Après s'être débarrassé de la honte, est venue la deuxième étape indispensable pour pouvoir être dans la capitale française : déprogrammer sa façon de nager, qui était à deux bras, pour apprendre à le faire avec un seul. « Dans ma tête, je pensais nager avec eux deux. À la Coupe du Monde [de 2023] J'étais obsédé par l'utilisation de celui de gauche. Je pensais que ce déclic allait se produire miraculeusement et que j'allais pouvoir le faire. Ce n'était évidemment pas le cas et la course s'est mal terminée pour moi », se souvient Perales, qui revenait alors d'un championnat pour la première fois sans médaille.

Teresa Perales, lors de l'entraînement en piscine du Centre de Haute Performance de Madrid, le 22 août.

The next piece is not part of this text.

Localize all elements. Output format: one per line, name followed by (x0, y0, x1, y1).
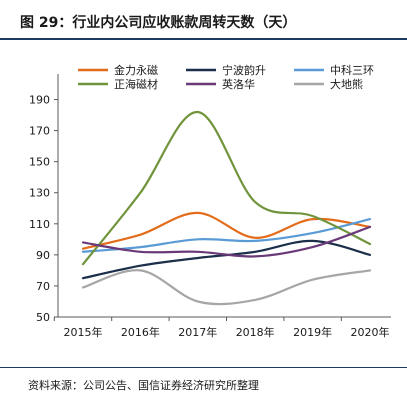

Depuis, la nageuse de Saragosse, auteur d'un livre sur la croissance personnelle () et engagée depuis de nombreuses années dans le soutien de différentes causes sociales, a tellement progressé qu'elle est désormais en mesure d'atteindre un métal au moins dans le 50 m dos. . « J'ai tourné la page comme lorsque j'ai perdu la mobilité de mes jambes. Je ne pouvais pas rester dans le regret, j'ai dû réfléchir à ce que je pouvais faire, c'est-à-dire bouger mon bras droit, et chaque jour j'essaie de le faire mieux et d'en tirer le meilleur parti dans l'eau dans la difficulté que je ne connais pas. Je ne bouge pas mes jambes, pas même un bras, je n'ai même pas de gouvernail et je mange souvent le bouchon. J’ai dû automatiser les mouvements, mais j’y suis parvenu », se réjouit-il.

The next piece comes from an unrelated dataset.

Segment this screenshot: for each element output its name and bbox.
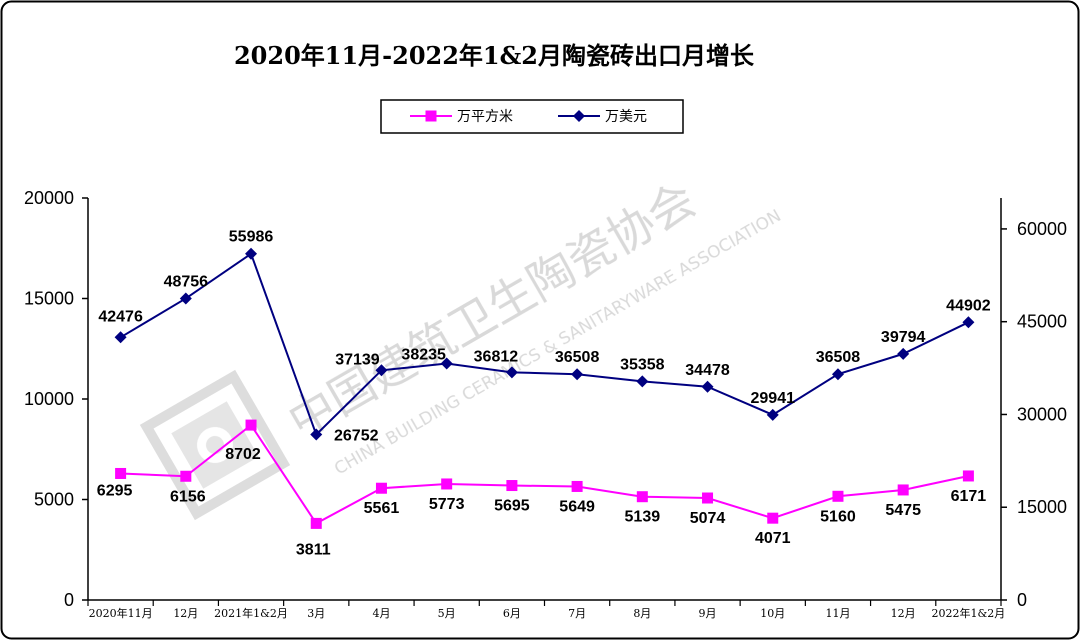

Les Jeux de Paris vont être spéciaux pour elle en raison de la tentative de surpasser Phelps, qu'elle a rencontré en novembre dernier à Madrid, mais aussi parce que les médailles portent un fragment original de la Tour Eiffel, où son mari lui a proposé il y a à peine 20 ans. . années. « Il y a cette histoire romantique et j'adorerais pouvoir la rapporter à la maison », admet-il. S'il réussit un métal, même s'il en conquiert deux, Perales dit qu'il n'exclut pas d'atteindre Los Angeles 2028 car il n'a pas envie de prendre sa retraite tant que son corps tient le coup et qu'il peut continuer à nager avec son bras droit. « Aussi, si j'obtiens la médaille de Paris, c'est très épique. Il peut même s'agir d'un film de Netflix, Amazon Prime, Movistar, tout ce que vous voulez. Vraiment, ce qu'il avait n'était-il pas suffisant ? « Ça suffit, non ? », dit-il avec dignité et humour en éclatant de rire.

Teresa Perales, dans la piscine du Centre de Haute Performance de Madrid, le 22 août.